Enri: Una cosa molto figa di questo periodo è che in queste zone si sta sviluppando una bella connessione fra studi, fra gente che suona e che viene dal mondo delle serate, cosa che prima mancava. Alcuni rappresentati dell’underground milanese di musica elettronica o di musica in generale si sono più avvicinati in questo periodo, nonostante le differenze fra loro. Io ho conosciuto molte più persone adesso di prima e vedo che c’è voglia di portare avanti discorsi che vanno oltre la smerciabilità di musica elettronica e dell’andare a ballare la sera. C’è una bella scena a Milano che forse non è neanche una scena.
Ale: Non è consapevole di esserlo.
L’impressione da fuori in questi mesi è stata proprio questa: che ci fosse voglia di farsi vedere come etichette milanesi.
Ale: Qui si aprono differenti layer. Da un lato c’è un discorso fatto più o meno l’estate scorsa. Molti fra i gestori dei locali e le persone che avevano voglia di fare qualcosa, vista l’impossibilità di avere grandi dj e intrattenitori esteri – abitudine con cui Milano è andata avanti per anni – e non avendo grossi capitali da investire, hanno pensato di dare più spazio alla scena. Gli stessi artisti e le etichette si sono messe a organizzare dirette streaming e altre attività per mettersi in mostra. Questa è un’occasione, da un certo punto di vista, perché era da un po di anni che il mercato di musica elettronica a Milano era saturo e soffriva.
Dipendeva quasi esclusivamente dai grandi nomi stranieri.
Ale: A Milano è raro trovare una serata organizzata, fatta e finita da gente di questa città. Questa dinamica si è rotta per la situazione eccezionale in cui ci siamo trovati. C’è ancora spazio secondo me per la realtà locale. Si tratta di una rete: gente che si conosce e ha stima reciproca che si mette insieme per organizzare degli eventi. Ovviamente in gruppetti perché la scena milanese non ha la tendenza a riconoscersi.
Enri: È lo specchio di Milano. Piazze. Ed è una cosa buona perché la gente è tornata a fare piazza.
Un tentativo di unificare realtà diverse è stato proprio “A Pandemic Rave”.

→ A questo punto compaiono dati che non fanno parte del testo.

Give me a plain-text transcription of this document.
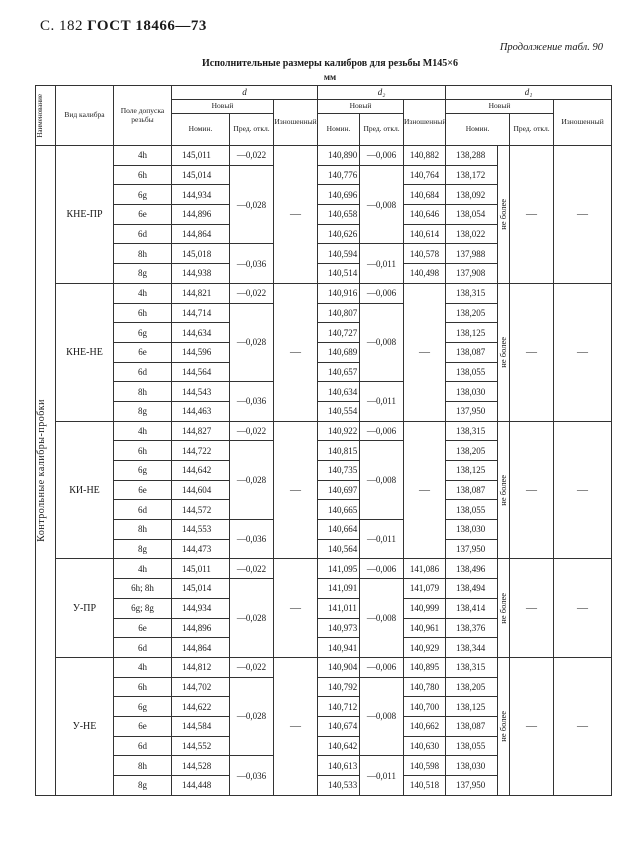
С. 182 ГОСТ 18466—73
Продолжение табл. 90
Исполнительные размеры калибров для резьбы М145×6
мм
Наименование	Вид калибра	Поле допуска резьбы	d			d₂			d₁			
			Новый		Изношенный	Новый		Изношенный	Новый			Изношенный
			Номин.	Пред. откл.		Номин.	Пред. откл.		Номин.		Пред. откл.	

Контрольные калибры-пробки	КНЕ-ПР	4h	145,011	—0,022	—	140,890	—0,006	140,882	138,288	не более	—	—
		6h	145,014	—0,028		140,776	—0,008	140,764	138,172			
		6g	144,934			140,696		140,684	138,092			
		6e	144,896			140,658		140,646	138,054			
		6d	144,864			140,626		140,614	138,022			
		8h	145,018	—0,036		140,594	—0,011	140,578	137,988			
		8g	144,938			140,514		140,498	137,908			
	КНЕ-НЕ	4h	144,821	—0,022	—	140,916	—0,006	—	138,315	не более	—	—
		6h	144,714	—0,028		140,807	—0,008		138,205			
		6g	144,634			140,727			138,125			
		6e	144,596			140,689			138,087			
		6d	144,564			140,657			138,055			
		8h	144,543	—0,036		140,634	—0,011		138,030			
		8g	144,463			140,554			137,950			
	КИ-НЕ	4h	144,827	—0,022	—	140,922	—0,006	—	138,315	не более	—	—
		6h	144,722	—0,028		140,815	—0,008		138,205			
		6g	144,642			140,735			138,125			
		6e	144,604			140,697			138,087			
		6d	144,572			140,665			138,055			
		8h	144,553	—0,036		140,664	—0,011		138,030			
		8g	144,473			140,564			137,950			
	У-ПР	4h	145,011	—0,022	—	141,095	—0,006	141,086	138,496	не более	—	—
		6h; 8h	145,014	—0,028		141,091	—0,008	141,079	138,494			
		6g; 8g	144,934			141,011		140,999	138,414			
		6e	144,896			140,973		140,961	138,376			
		6d	144,864			140,941		140,929	138,344			
	У-НЕ	4h	144,812	—0,022	—	140,904	—0,006	140,895	138,315	не более	—	—
		6h	144,702	—0,028		140,792	—0,008	140,780	138,205			
		6g	144,622			140,712		140,700	138,125			
		6e	144,584			140,674		140,662	138,087			
		6d	144,552			140,642		140,630	138,055			
		8h	144,528	—0,036		140,613	—0,011	140,598	138,030			
		8g	144,448			140,533		140,518	137,950			
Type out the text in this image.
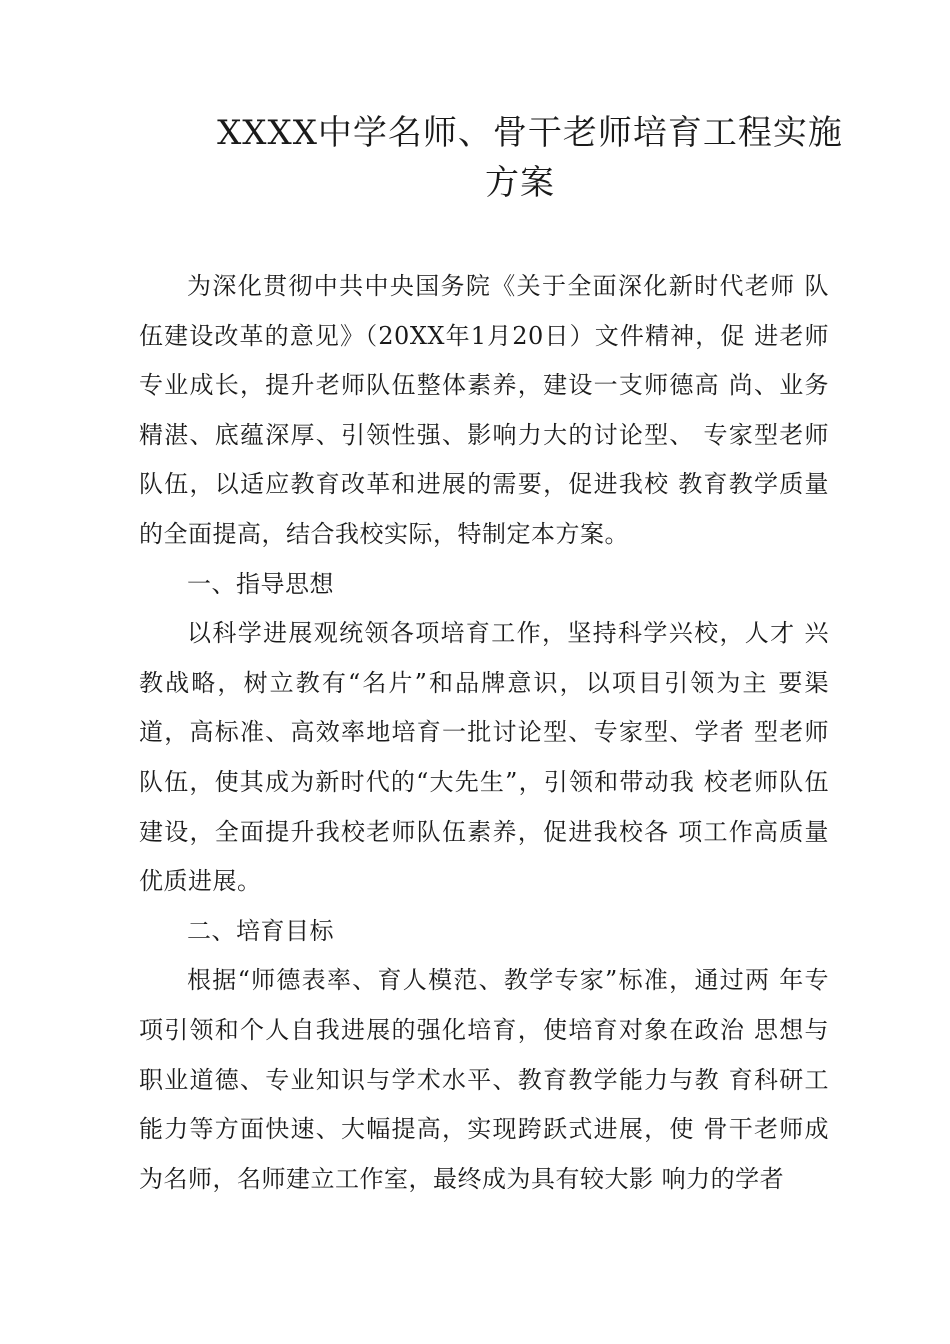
XXXX中学名师、骨干老师培育工程实施
方案

为深化贯彻中共中央国务院《关于全面深化新时代老师 队伍建设改革的意见》（20XX年1月20日）文件精神，促 进老师专业成长，提升老师队伍整体素养，建设一支师德高 尚、业务精湛、底蕴深厚、引领性强、影响力大的讨论型、 专家型老师队伍，以适应教育改革和进展的需要，促进我校 教育教学质量的全面提高，结合我校实际，特制定本方案。

一、指导思想

以科学进展观统领各项培育工作，坚持科学兴校，人才 兴教战略，树立教有“名片”和品牌意识，以项目引领为主 要渠道，高标准、高效率地培育一批讨论型、专家型、学者 型老师队伍，使其成为新时代的“大先生”，引领和带动我 校老师队伍建设，全面提升我校老师队伍素养，促进我校各 项工作高质量优质进展。

二、培育目标

根据“师德表率、育人模范、教学专家”标准，通过两 年专项引领和个人自我进展的强化培育，使培育对象在政治 思想与职业道德、专业知识与学术水平、教育教学能力与教 育科研工能力等方面快速、大幅提高，实现跨跃式进展，使 骨干老师成为名师，名师建立工作室，最终成为具有较大影 响力的学者
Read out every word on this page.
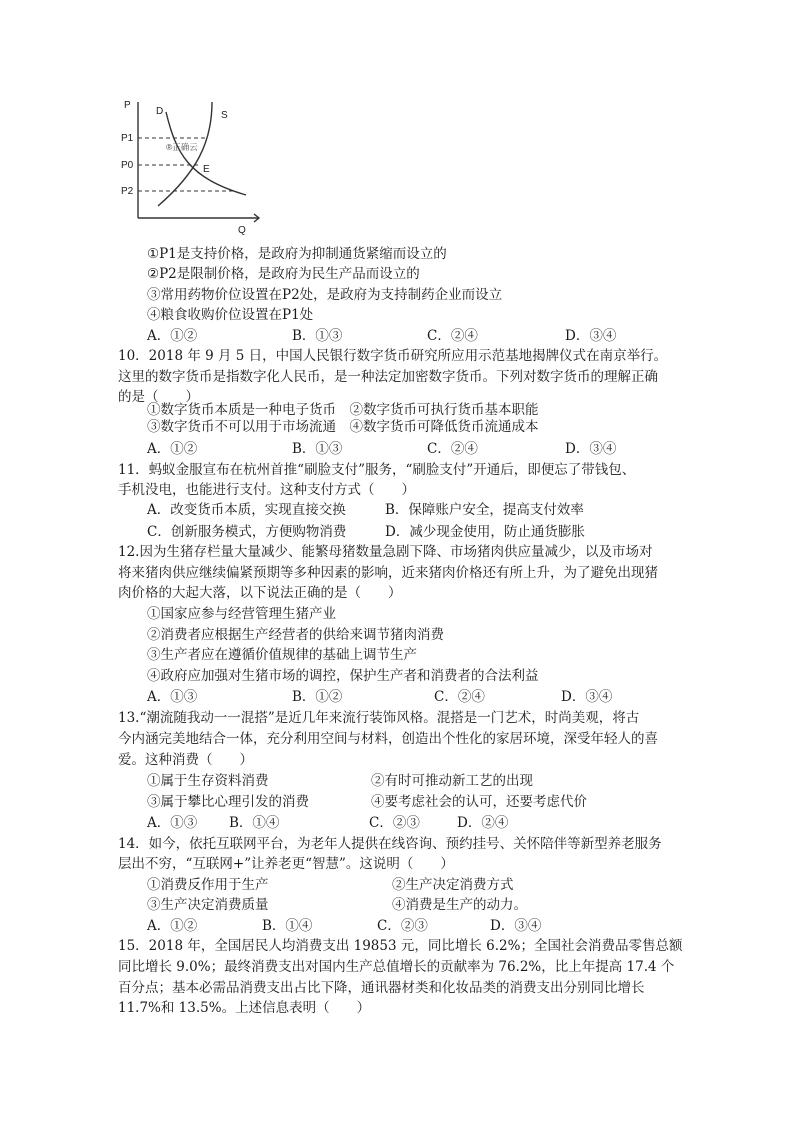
P
Q
D	S
E
P1
P0
P2
®正确云
①P1是支持价格，是政府为抑制通货紧缩而设立的
②P2是限制价格，是政府为民生产品而设立的
③常用药物价位设置在P2处，是政府为支持制药企业而设立
④粮食收购价位设置在P1处
A．①②	B．①③	C．②④	D．③④
10．2018 年 9 月 5 日，中国人民银行数字货币研究所应用示范基地揭牌仪式在南京举行。
这里的数字货币是指数字化人民币，是一种法定加密数字货币。下列对数字货币的理解正确
的是（　　）
①数字货币本质是一种电子货币　②数字货币可执行货币基本职能
③数字货币不可以用于市场流通　④数字货币可降低货币流通成本
A．①②	B．①③	C．②④	D．③④
11．蚂蚁金服宣布在杭州首推“刷脸支付”服务，“刷脸支付”开通后，即便忘了带钱包、
手机没电，也能进行支付。这种支付方式（　　）
A．改变货币本质，实现直接交换	B．保障账户安全，提高支付效率
C．创新服务模式，方便购物消费	D．减少现金使用，防止通货膨胀
12.因为生猪存栏量大量减少、能繁母猪数量急剧下降、市场猪肉供应量减少，以及市场对
将来猪肉供应继续偏紧预期等多种因素的影响，近来猪肉价格还有所上升，为了避免出现猪
肉价格的大起大落，以下说法正确的是（　　）
①国家应参与经营管理生猪产业
②消费者应根据生产经营者的供给来调节猪肉消费
③生产者应在遵循价值规律的基础上调节生产
④政府应加强对生猪市场的调控，保护生产者和消费者的合法利益
A．①③	B．①②	C．②④	D．③④
13.“潮流随我动一一混搭”是近几年来流行装饰风格。混搭是一门艺术，时尚美观，将古
今内涵完美地结合一体，充分利用空间与材料，创造出个性化的家居环境，深受年轻人的喜
爱。这种消费（　　）
①属于生存资料消费	②有时可推动新工艺的出现
③属于攀比心理引发的消费	④要考虑社会的认可，还要考虑代价
A．①③ B．①④	C．②③	D．②④
14．如今，依托互联网平台，为老年人提供在线咨询、预约挂号、关怀陪伴等新型养老服务
层出不穷，“互联网+”让养老更“智慧”。这说明（　　）
①消费反作用于生产	②生产决定消费方式
③生产决定消费质量	④消费是生产的动力。
A．①②	B．①④	C．②③	D．③④
15．2018 年，全国居民人均消费支出 19853 元，同比增长 6.2%；全国社会消费品零售总额
同比增长 9.0%；最终消费支出对国内生产总值增长的贡献率为 76.2%，比上年提高 17.4 个
百分点；基本必需品消费支出占比下降，通讯器材类和化妆品类的消费支出分别同比增长
11.7%和 13.5%。上述信息表明（　　）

Ale: Esatto, i ragazzi di Segmenti e una serie di realtà hanno voluto mettere persone diverse davanti alle stesse domande. “A Pandemic Rave” è nata spontaneamente, da un gruppo di persone con un’esigenza comune e assolutamente senza un singolo organizzatore dietro. Non è stato un prodotto preconfezionato, e a molti è piaciuta proprio per questo. Si è mandata una mail a tutti con scritto “vogliamo intervistarvi tutti e vedere come cazzo state vivendo questo periodo”. Alcuni si conoscevano già, altri meno o non si vedevano con grande stima. Ha avuto il merito di riunire tante persone e dire : “C’è qualcosa in questa città, siete voi qui in questa stanza”. Poi sono state registrate le 18 ore di set di tutti gli artisti. È stato anche un momento di incontro molto interessante che da un po’ di tempo non succedeva.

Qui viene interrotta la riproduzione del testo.